Mille ans de mensonges
Depuis quelques mois, dans le contexte anxiogène des attentats perpétrés par l'État islamique, la théorie du complot s'immisce dans le cerveau des esprits les plus vulnérables, notamment les adolescents. Ces thèses complotistes tentent d'expliquer des événements troublants ou terrifiants. Avec cette question délirante : et si la vérité était ailleurs ? Le phénomène n'est pas nouveau. Il remonte même au Moyen Âge. Mais aujourd'hui, l'accroissement des flux d'information - comme Internet qui charrie indistinctement le vrai, le faux et le douteux - donne aux rumeurs les plus folles une dangereuse visibilité jusqu'ici inconnue. Pierre-André Taguieff, spécialiste du sujet, décrypte la construction et la diffusion de ces croyances.
QU'EST-CE QU'UNE THÉORIE DU COMPLOT ?
On entend ordinairement par « théories du complot » les explications naïves - ou supposées telles - qui mettent en scène un groupe ou plusieurs groupes agissant dans l'ombre ou en secret pour réaliser un projet de domination, d'exploitation, de corruption ou d'extermination.
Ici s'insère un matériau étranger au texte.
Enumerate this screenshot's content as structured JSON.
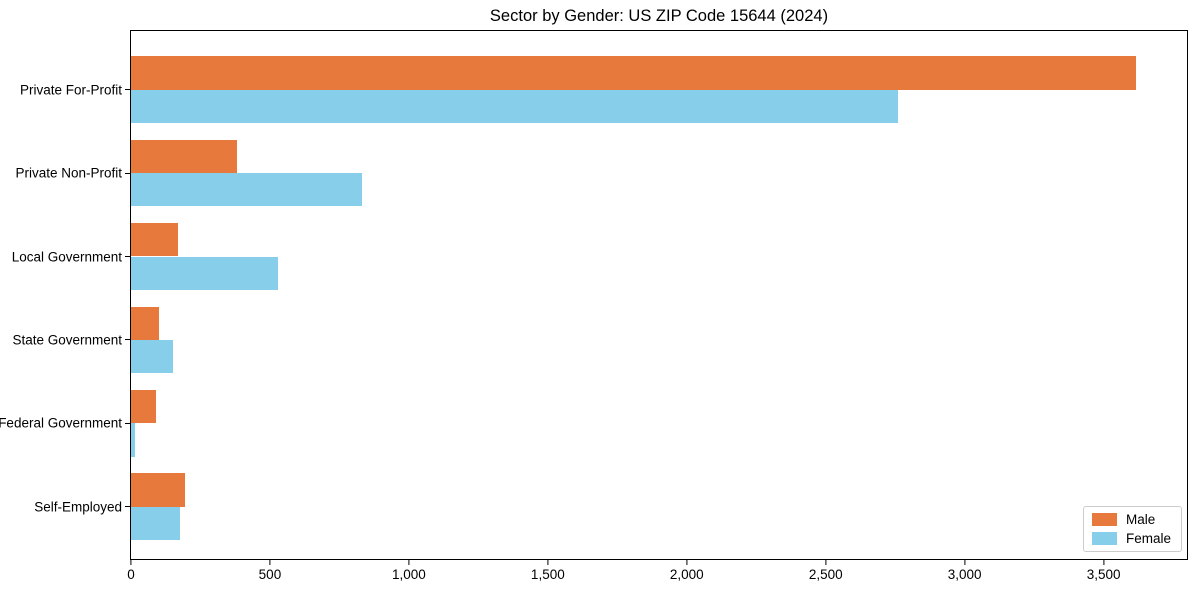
{
  "title": "Sector by Gender: US ZIP Code 15644 (2024)",
  "chart_data": {
    "type": "bar",
    "orientation": "horizontal",
    "title": "Sector by Gender: US ZIP Code 15644 (2024)",
    "categories": [
      "Private For-Profit",
      "Private Non-Profit",
      "Local Government",
      "State Government",
      "Federal Government",
      "Self-Employed"
    ],
    "series": [
      {
        "name": "Male",
        "color": "#e8793c",
        "values": [
          3615,
          380,
          170,
          100,
          90,
          195
        ]
      },
      {
        "name": "Female",
        "color": "#87ceeb",
        "values": [
          2760,
          830,
          530,
          150,
          15,
          175
        ]
      }
    ],
    "xlabel": "",
    "ylabel": "",
    "xlim": [
      0,
      3800
    ],
    "xticks": [
      0,
      500,
      1000,
      1500,
      2000,
      2500,
      3000,
      3500
    ],
    "xtick_labels": [
      "0",
      "500",
      "1,000",
      "1,500",
      "2,000",
      "2,500",
      "3,000",
      "3,500"
    ],
    "grid": false,
    "legend_position": "lower right",
    "legend_entries": [
      "Male",
      "Female"
    ]
  }
}
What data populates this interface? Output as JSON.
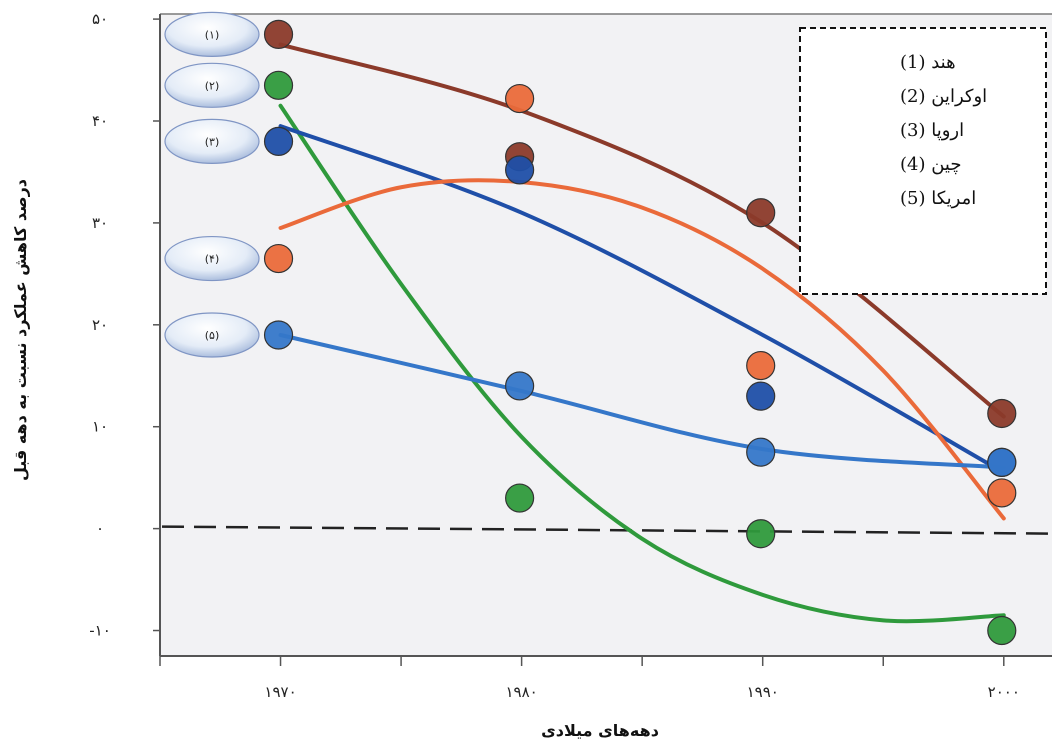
{
  "chart_data": {
    "type": "scatter",
    "title": "",
    "xlabel": "دهه‌های میلادی",
    "ylabel": "درصد کاهش عملکرد نسبت به دهه قبل",
    "xlim": [
      1965,
      2002
    ],
    "ylim": [
      -12.5,
      50.5
    ],
    "x_ticks": [
      1970,
      1980,
      1990,
      2000
    ],
    "x_tick_labels": [
      "۱۹۷۰",
      "۱۹۸۰",
      "۱۹۹۰",
      "۲۰۰۰"
    ],
    "y_ticks": [
      -10,
      0,
      10,
      20,
      30,
      40,
      50
    ],
    "y_tick_labels": [
      "-۱۰",
      "۰",
      "۱۰",
      "۲۰",
      "۳۰",
      "۴۰",
      "۵۰"
    ],
    "reference_line": {
      "y": 0,
      "style": "dashed"
    },
    "grid": false,
    "legend_position": "top-right",
    "series": [
      {
        "name": "هند (1)",
        "marker_label": "(۱)",
        "color": "#8b3a2a",
        "x": [
          1970,
          1980,
          1990,
          2000
        ],
        "y": [
          48.5,
          36.5,
          31,
          11.3
        ],
        "fit": [
          [
            1970,
            47.5
          ],
          [
            1980,
            41
          ],
          [
            1990,
            30
          ],
          [
            2000,
            11
          ]
        ]
      },
      {
        "name": "اوکراین (2)",
        "marker_label": "(۲)",
        "color": "#2f9a3c",
        "x": [
          1970,
          1980,
          1990,
          2000
        ],
        "y": [
          43.5,
          3,
          -0.5,
          -10
        ],
        "fit": [
          [
            1970,
            41.5
          ],
          [
            1975,
            24
          ],
          [
            1980,
            9
          ],
          [
            1985,
            -1
          ],
          [
            1990,
            -6.5
          ],
          [
            1995,
            -9
          ],
          [
            2000,
            -8.5
          ]
        ]
      },
      {
        "name": "اروپا (3)",
        "marker_label": "(۳)",
        "color": "#1f4fa8",
        "x": [
          1970,
          1980,
          1990,
          2000
        ],
        "y": [
          38,
          35.2,
          13,
          6.5
        ],
        "fit": [
          [
            1970,
            39.5
          ],
          [
            1980,
            31
          ],
          [
            1990,
            19
          ],
          [
            2000,
            5.5
          ]
        ]
      },
      {
        "name": "چین (4)",
        "marker_label": "(۴)",
        "color": "#ea6a3a",
        "x": [
          1970,
          1980,
          1990,
          2000
        ],
        "y": [
          26.5,
          42.2,
          16,
          3.5
        ],
        "fit": [
          [
            1970,
            29.5
          ],
          [
            1975,
            33.5
          ],
          [
            1980,
            34
          ],
          [
            1985,
            31.5
          ],
          [
            1990,
            25.5
          ],
          [
            1995,
            15.5
          ],
          [
            2000,
            1
          ]
        ]
      },
      {
        "name": "امریکا (5)",
        "marker_label": "(۵)",
        "color": "#3577c9",
        "x": [
          1970,
          1980,
          1990,
          2000
        ],
        "y": [
          19,
          14,
          7.5,
          6.5
        ],
        "fit": [
          [
            1970,
            19
          ],
          [
            1980,
            13.5
          ],
          [
            1990,
            7.8
          ],
          [
            2000,
            6
          ]
        ]
      }
    ]
  }
}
Les conspirateurs imaginés sont accusés d'être à l'origine d'événements négatifs, perturbateurs, troublants ou traumatisants dotés d'une signification sociale. Ces événements vont de la catastrophe naturelle, dénoncée comme non naturelle, à la mort accidentelle, jugée douteuse, d'un personnage célèbre, en passant par les épidémies, dont l'origine n'est pas identifiée clairement, les crises économiques, les guerres, les assassinats politiques, les révolutions sanglantes et les attentats terroristes. Les théories du complot s'opposent en général aux thèses officiellement soutenues par les autorités politiques ou les médias.